Abstrakt

Novel Anti-Cancer Agents Derived from Mucochloric Acid

Simon Dunn, Floren Low, Harjit Singh, Derek Kinchinaton, Michael J Tisdale, Carl H Schwalbe and Eric Lattmann

Analogues of a new lead structure were subsequently synthesized by alternative synthetic routes. Various pyrrols, 2(5H)-furanones, bisarylated acrylic acids and 3(2H)-pyridazones were prepared from muco halogen acids in an array of chemical reactions. The cytotoxicity of these simple butenolides and analogues have been evaluated in tissue culture studies on MAC 13 and MAC 16 murine colon cancer cell lines. Ketone 5 containing an aromatic moiety only occurred a cytotoxicity in vitro, while acyclic bisarylated methacrylic acids 7 showed in addition to a moderate cytotoxicity an inhibition of tumor growth in vivo in mice. The xylene derivative 7b displayed at 20mg /kg a 25 % inhibition compared to 27%for the control (5FU).
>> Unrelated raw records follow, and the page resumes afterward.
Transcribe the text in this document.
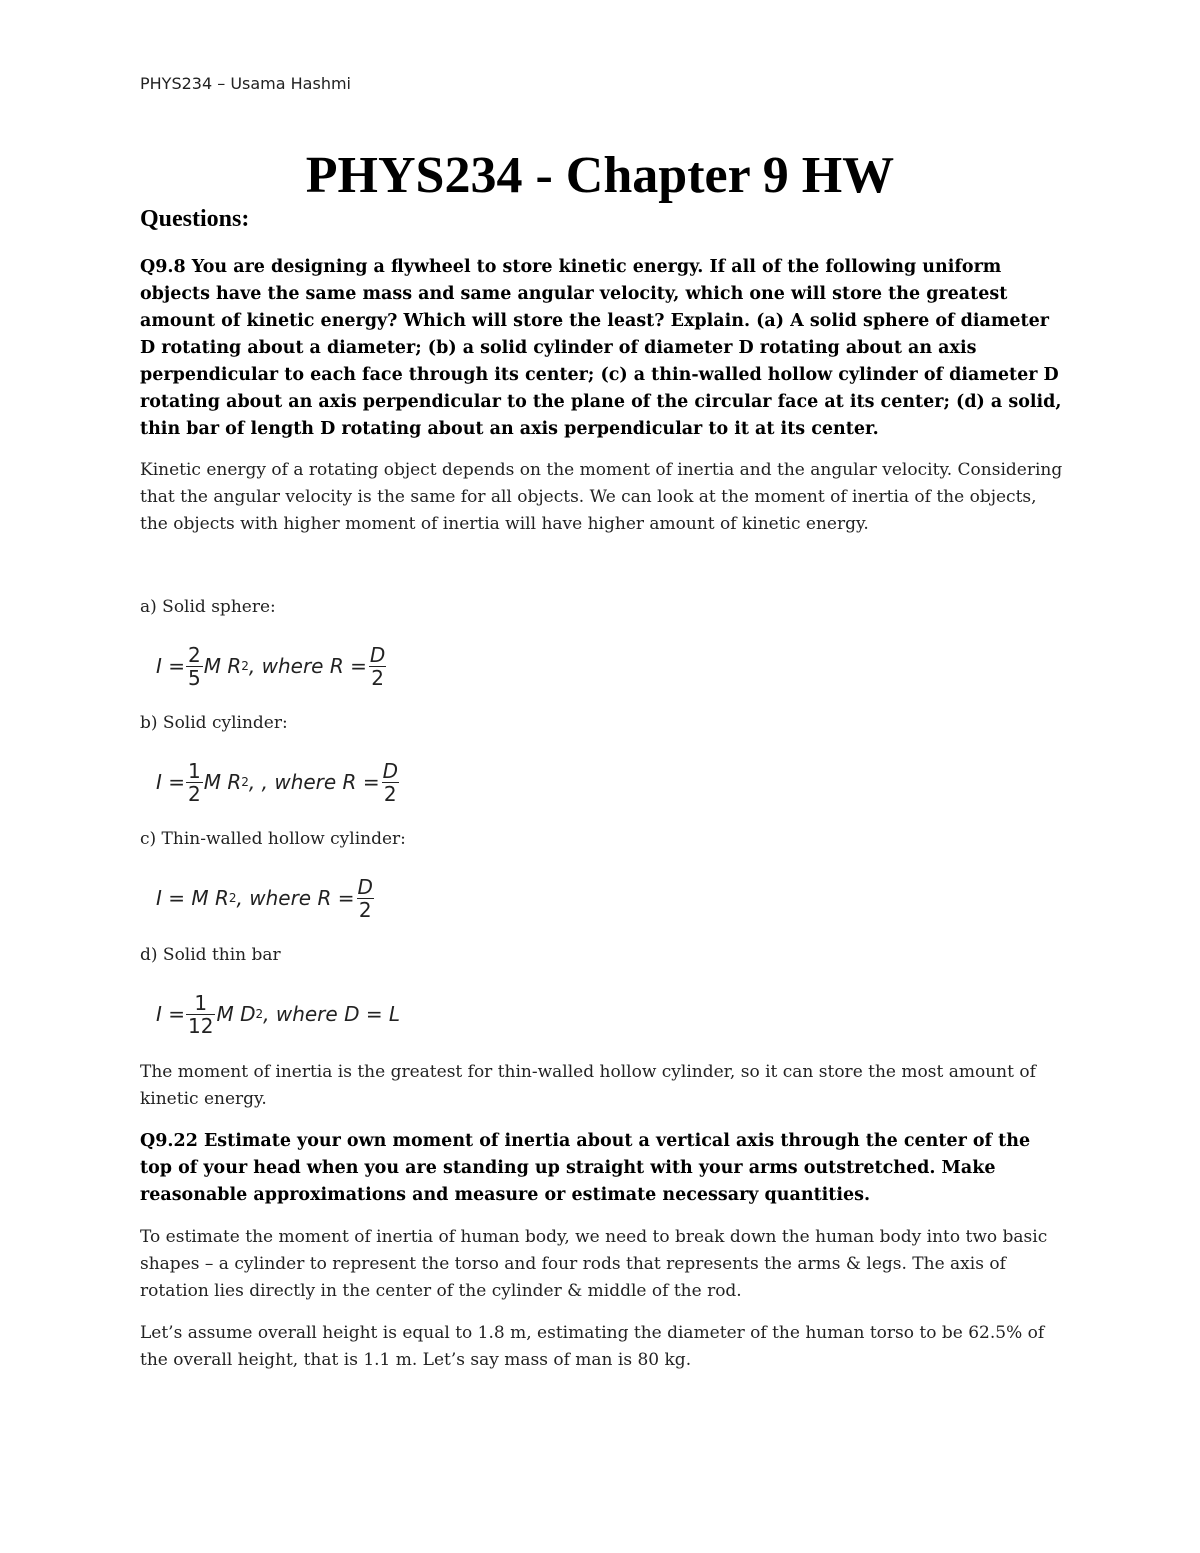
PHYS234 – Usama Hashmi
PHYS234 - Chapter 9 HW
Questions:

Q9.8 You are designing a flywheel to store kinetic energy. If all of the following uniform objects have the same mass and same angular velocity, which one will store the greatest amount of kinetic energy? Which will store the least? Explain. (a) A solid sphere of diameter D rotating about a diameter; (b) a solid cylinder of diameter D rotating about an axis perpendicular to each face through its center; (c) a thin-walled hollow cylinder of diameter D rotating about an axis perpendicular to the plane of the circular face at its center; (d) a solid, thin bar of length D rotating about an axis perpendicular to it at its center.

Kinetic energy of a rotating object depends on the moment of inertia and the angular velocity. Considering that the angular velocity is the same for all objects. We can look at the moment of inertia of the objects, the objects with higher moment of inertia will have higher amount of kinetic energy.

a) Solid sphere:
$I = \frac{2}{5}$ M R 2 , where $R = \frac{D}{2}$
b) Solid cylinder:
$I = \frac{1}{2}$ M R 2 , , where $R = \frac{D}{2}$
c) Thin-walled hollow cylinder:
I = M R 2 , where $R = \frac{D}{2}$
d) Solid thin bar
$I = \frac{1}{12}$ M D 2 , where D = L

The moment of inertia is the greatest for thin-walled hollow cylinder, so it can store the most amount of kinetic energy.

Q9.22 Estimate your own moment of inertia about a vertical axis through the center of the top of your head when you are standing up straight with your arms outstretched. Make reasonable approximations and measure or estimate necessary quantities.

To estimate the moment of inertia of human body, we need to break down the human body into two basic shapes – a cylinder to represent the torso and four rods that represents the arms & legs. The axis of rotation lies directly in the center of the cylinder & middle of the rod.

Let’s assume overall height is equal to 1.8 m, estimating the diameter of the human torso to be 62.5% of the overall height, that is 1.1 m. Let’s say mass of man is 80 kg.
The acetamido –furanone 8a displayed an IC50 of 18, 4 µM for the MAC 13 and MAC16 cell line, respectively and this translated into 26%inhibition of tumour growth in the transplanted MAC 16 cell line in mice. The unsubstituted pyridazine 9b, had amanifold higher in vitro activity, than the known arylated pyridazone 9a and most interestingly this correlated well with the observed in vivo activity. Pyridazine 9b showed 53% inhibition of tumour growths in vivo in mice at a 50 mg/kg dose and less weight loss was observed for this best agent compared to the anti-metabolite 5-FU, which served as standard.